(I meant to write about how I visited the East Village and felt old, unstylish and out of place because I don’t own even a single pair of leggings that I wear with ugly boots and a tee shirt. But it turned into something else.)
The intersection of 9th Street and 3rd Avenue is one of those places that sticks a little more vividly in my head than your any-old-intersection. There’s that sushi place, where the young man and I had one of our earliest very-late-night-sushi dates, complete with too much sake. (There is a much better sushi restaurant for the same purpose on 23rd near 8th, but for some reason, that intersection doesn’t sit as memorably in my brain.) And there’s the asian market, full of brightly packaged and insane foods, one of the places where I’ve idled with at least a few friends. St. Marks Bookshop anchors the corner, feeling like City Lights does in San Francisco – intensely, unapproachably of the place. You can be nowhere else but here, when you are here.

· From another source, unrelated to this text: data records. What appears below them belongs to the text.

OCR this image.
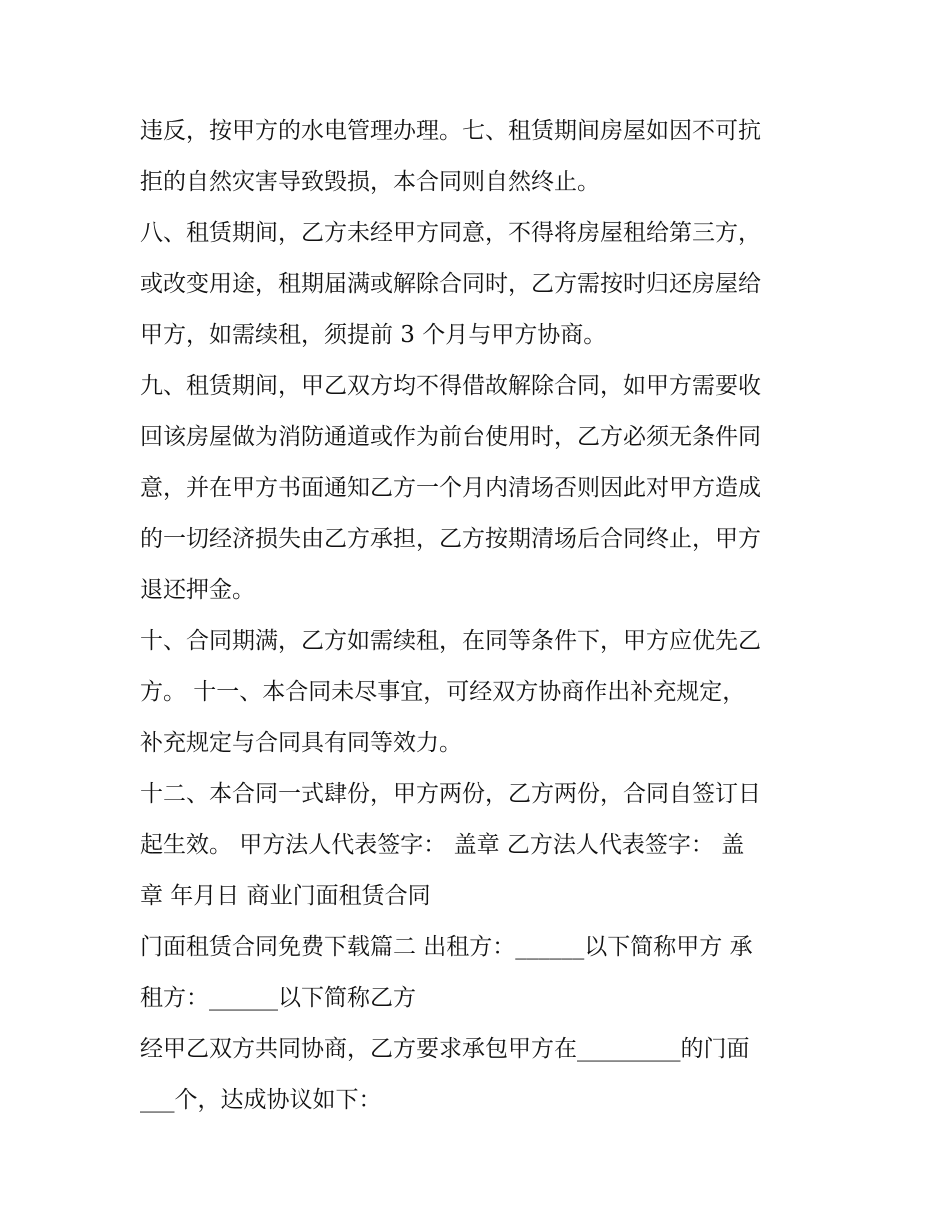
违反，按甲方的水电管理办理。七、租赁期间房屋如因不可抗
拒的自然灾害导致毁损，本合同则自然终止。
八、租赁期间，乙方未经甲方同意，不得将房屋租给第三方，
或改变用途，租期届满或解除合同时，乙方需按时归还房屋给
甲方，如需续租，须提前 3 个月与甲方协商。
九、租赁期间，甲乙双方均不得借故解除合同，如甲方需要收
回该房屋做为消防通道或作为前台使用时，乙方必须无条件同
意，并在甲方书面通知乙方一个月内清场否则因此对甲方造成
的一切经济损失由乙方承担，乙方按期清场后合同终止，甲方
退还押金。
十、合同期满，乙方如需续租，在同等条件下，甲方应优先乙
方。 十一、本合同未尽事宜，可经双方协商作出补充规定，
补充规定与合同具有同等效力。
十二、本合同一式肆份，甲方两份，乙方两份，合同自签订日
起生效。 甲方法人代表签字： 盖章 乙方法人代表签字： 盖
章 年月日 商业门面租赁合同
门面租赁合同免费下载篇二 出租方：______以下简称甲方 承
租方：______以下简称乙方
经甲乙双方共同协商，乙方要求承包甲方在_________的门面
___个，达成协议如下：
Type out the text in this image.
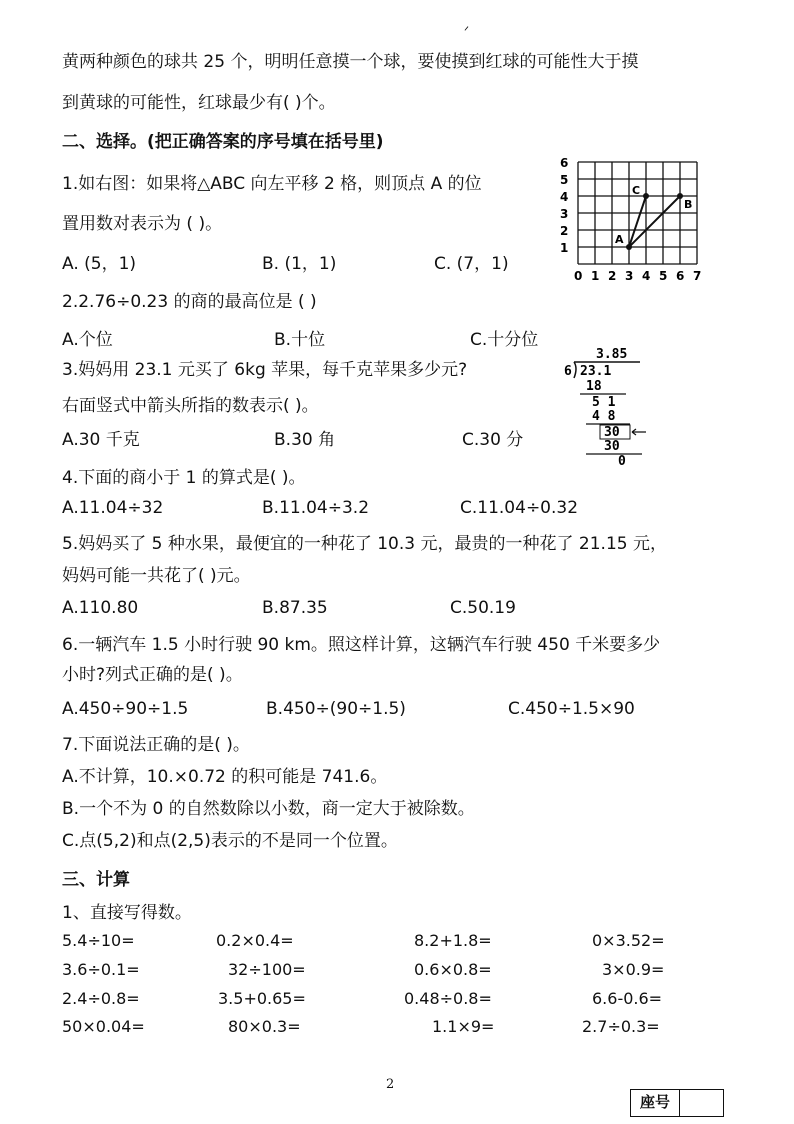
ᐟ
黄两种颜色的球共 25 个，明明任意摸一个球，要使摸到红球的可能性大于摸
到黄球的可能性，红球最少有( )个。
二、选择。(把正确答案的序号填在括号里)
1.如右图：如果将△ABC 向左平移 2 格，则顶点 A 的位
置用数对表示为 ( )。
A. (5，1)	B. (1，1)	C. (7，1)
0 1 2 3 4 5 6 7
1
2
3
4
5
6
A
B
C
2.2.76÷0.23 的商的最高位是 ( )
A.个位	B.十位	C.十分位
3.妈妈用 23.1 元买了 6kg 苹果，每千克苹果多少元?
右面竖式中箭头所指的数表示( )。
A.30 千克	B.30 角	C.30 分
3.85
6 23.1
18
5 1
4 8
30
30
0
4.下面的商小于 1 的算式是( )。
A.11.04÷32	B.11.04÷3.2	C.11.04÷0.32
5.妈妈买了 5 种水果，最便宜的一种花了 10.3 元，最贵的一种花了 21.15 元，
妈妈可能一共花了( )元。
A.110.80	B.87.35	C.50.19
6.一辆汽车 1.5 小时行驶 90 km。照这样计算，这辆汽车行驶 450 千米要多少
小时?列式正确的是( )。
A.450÷90÷1.5	B.450÷(90÷1.5)	C.450÷1.5×90
7.下面说法正确的是( )。
A.不计算，10.×0.72 的积可能是 741.6。
B.一个不为 0 的自然数除以小数，商一定大于被除数。
C.点(5,2)和点(2,5)表示的不是同一个位置。
三、计算
1、直接写得数。
5.4÷10=	0.2×0.4=	8.2+1.8=	0×3.52=
3.6÷0.1=	32÷100=	0.6×0.8=	3×0.9=
2.4÷0.8=	3.5+0.65=	0.48÷0.8=	6.6-0.6=
50×0.04=	80×0.3=	1.1×9=	2.7÷0.3=
2
座号
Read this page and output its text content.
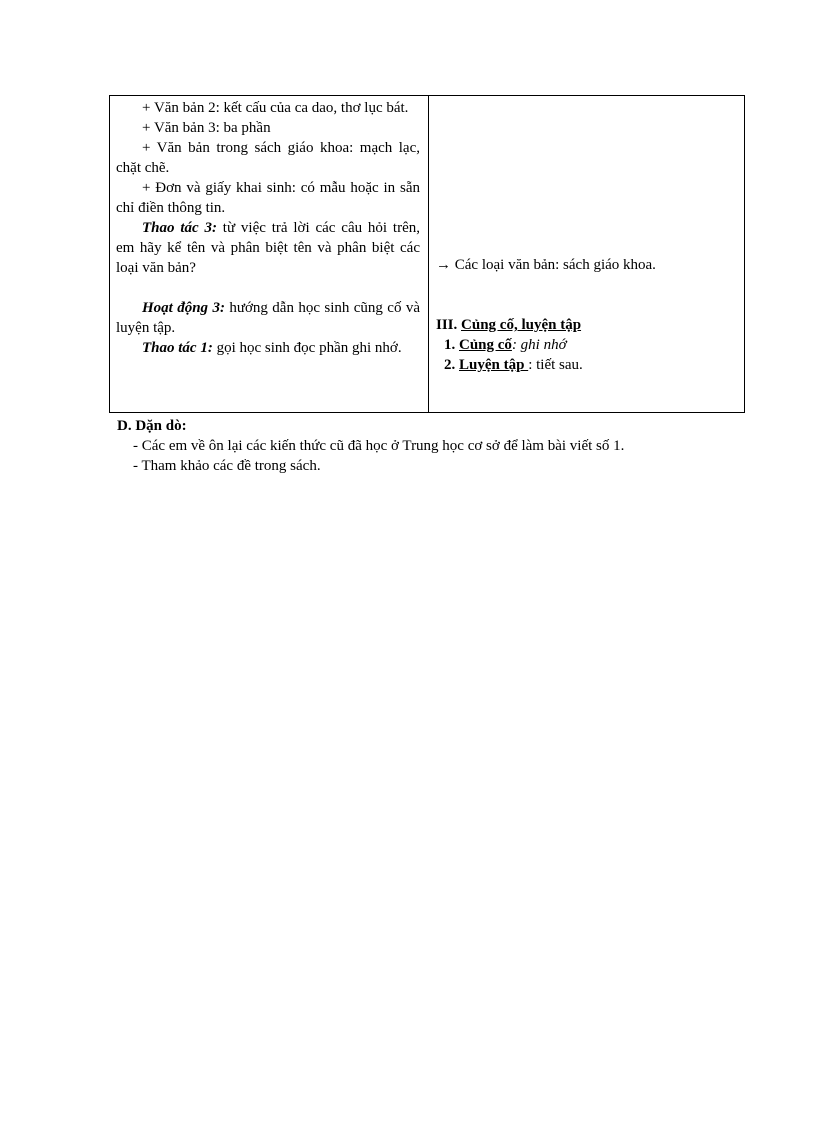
+ Văn bản 2: kết cấu của ca dao, thơ lục bát.

+ Văn bản 3: ba phần

+ Văn bản trong sách giáo khoa: mạch lạc, chặt chẽ.

+ Đơn và giấy khai sinh: có mẫu hoặc in sẵn chỉ điền thông tin.

Thao tác 3: từ việc trả lời các câu hỏi trên, em hãy kể tên và phân biệt tên và phân biệt các loại văn bản?

Hoạt động 3: hướng dẫn học sinh cũng cố và luyện tập.

Thao tác 1: gọi học sinh đọc phần ghi nhớ.

→ Các loại văn bản: sách giáo khoa.
III. Củng cố, luyện tập
1. Củng cố: ghi nhớ
2. Luyện tập : tiết sau.

D. Dặn dò:

- Các em về ôn lại các kiến thức cũ đã học ở Trung học cơ sở để làm bài viết số 1.

- Tham khảo các đề trong sách.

I found myself there the other night after a St. Marks hiatus of several months. The only reason I’ve gone back since last fall is to drink too much at Holiday, an activity that can only be undertaken every six weeks at most, since the aftermath is something like the emotional equivalent of being stubbed out in a dirty ashtray. Holiday is physically much too close to a place I try to avoid, and emotionally just as close to the bar where I waited tables in Highland Park – the aging walls hold dark memories rather more bitter than beer. I’m a relative newcomer to Holiday (it’s a bar that has surely seen its share of newcomers) but I tend to superimpose old characters from the films I carry from my time at Mr. T’s Bowl. Beef Boy and Arlo could easily be the ghosts in a transcontinental Holiday.
But I wasn’t making my way toward Holiday the other night. I think of paths I follow as being etched into the map of the city I hold in my head, the more frequently used the path, the deeper and more inexorable. The path I was walking the other night is one of the deepest paths I’ve cut, although perhaps worn over with a patina – I hadn’t been to Leah’s apartment since, probably, the spring. She’s been going to college upstate, finishing a long-postponed B.A., and in that void, the life she’d built in the East Village started to unravel.

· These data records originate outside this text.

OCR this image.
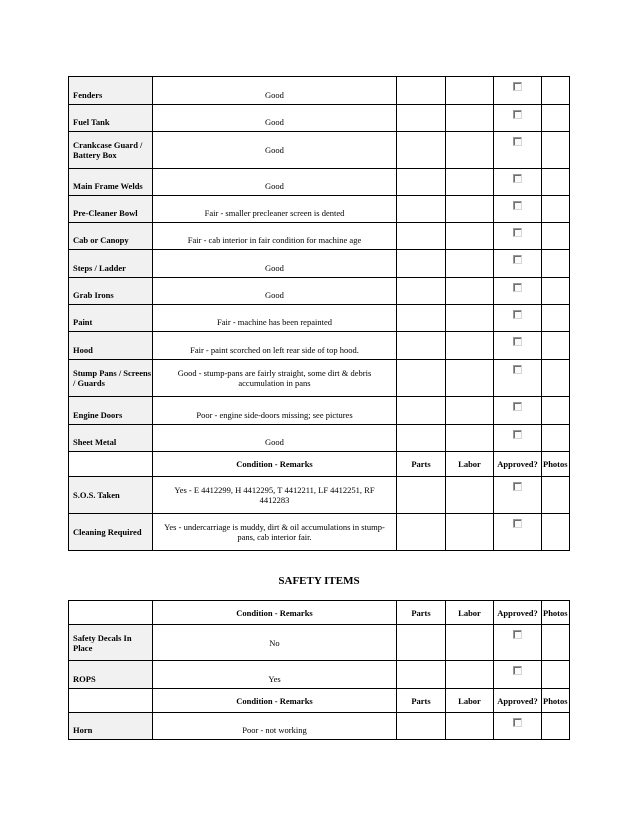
Fenders	Good				
Fuel Tank	Good				
Crankcase Guard / Battery Box	Good				
Main Frame Welds	Good				
Pre-Cleaner Bowl	Fair - smaller precleaner screen is dented				
Cab or Canopy	Fair - cab interior in fair condition for machine age				
Steps / Ladder	Good				
Grab Irons	Good				
Paint	Fair - machine has been repainted				
Hood	Fair - paint scorched on left rear side of top hood.				
Stump Pans / Screens / Guards	Good - stump-pans are fairly straight, some dirt & debris accumulation in pans				
Engine Doors	Poor - engine side-doors missing; see pictures				
Sheet Metal	Good				
	Condition - Remarks	Parts	Labor	Approved?	Photos
S.O.S. Taken	Yes - E 4412299, H 4412295, T 4412211, LF 4412251, RF 4412283				
Cleaning Required	Yes - undercarriage is muddy, dirt & oil accumulations in stump-pans, cab interior fair.				
SAFETY ITEMS
	Condition - Remarks	Parts	Labor	Approved?	Photos
Safety Decals In Place	No				
ROPS	Yes				
	Condition - Remarks	Parts	Labor	Approved?	Photos
Horn	Poor - not working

Unravelled completely, really. I was on my way to be emotional support while she packed up what was left of life in the apartment she’d been sharing with her boyfriend for the last five or more years. That relationship is ending, in the kind of fireball you hear about on daytime television, or through the friend of a friend, and you always hope that it could never happen to you. I really hope it could never happen to you.
Leah and I have been friends since, as far as I can remember, the moment we first met. We were on the same soccer team, which started practices before the school year, in the summer of 1989. We were in the same fifth grade class. She was tiny, and adorable, and had recently transplanted from Oakland, making her an exotic factor in our very rural elementary school. We haven’t spent as much time together in the last decade or so as I would like, but she is one of the people I have loved most and longest in this world.
With other friends of hers, friends from the decade we didn’t see each other so much, I spent several hours offering her what support I could. We all did. It was rather lovely to see this handful of people, strangers linked through Leah, pushing off the dreadful buzzing hum of why we were there and simply being supportive, hilarious, overcaffeinated, amusing. Keeping the spirits at bay.
Until the last of the new friends left, and I sat with her until it was time to go, time to clear out before the ex-boyfriend came back home to fill it with dark juju clouds. And when we said goodnight I put my arms around her and she cried for a moment, and she is so tiny I felt as though I could open up my chest like an armoire and she could curl up inside me.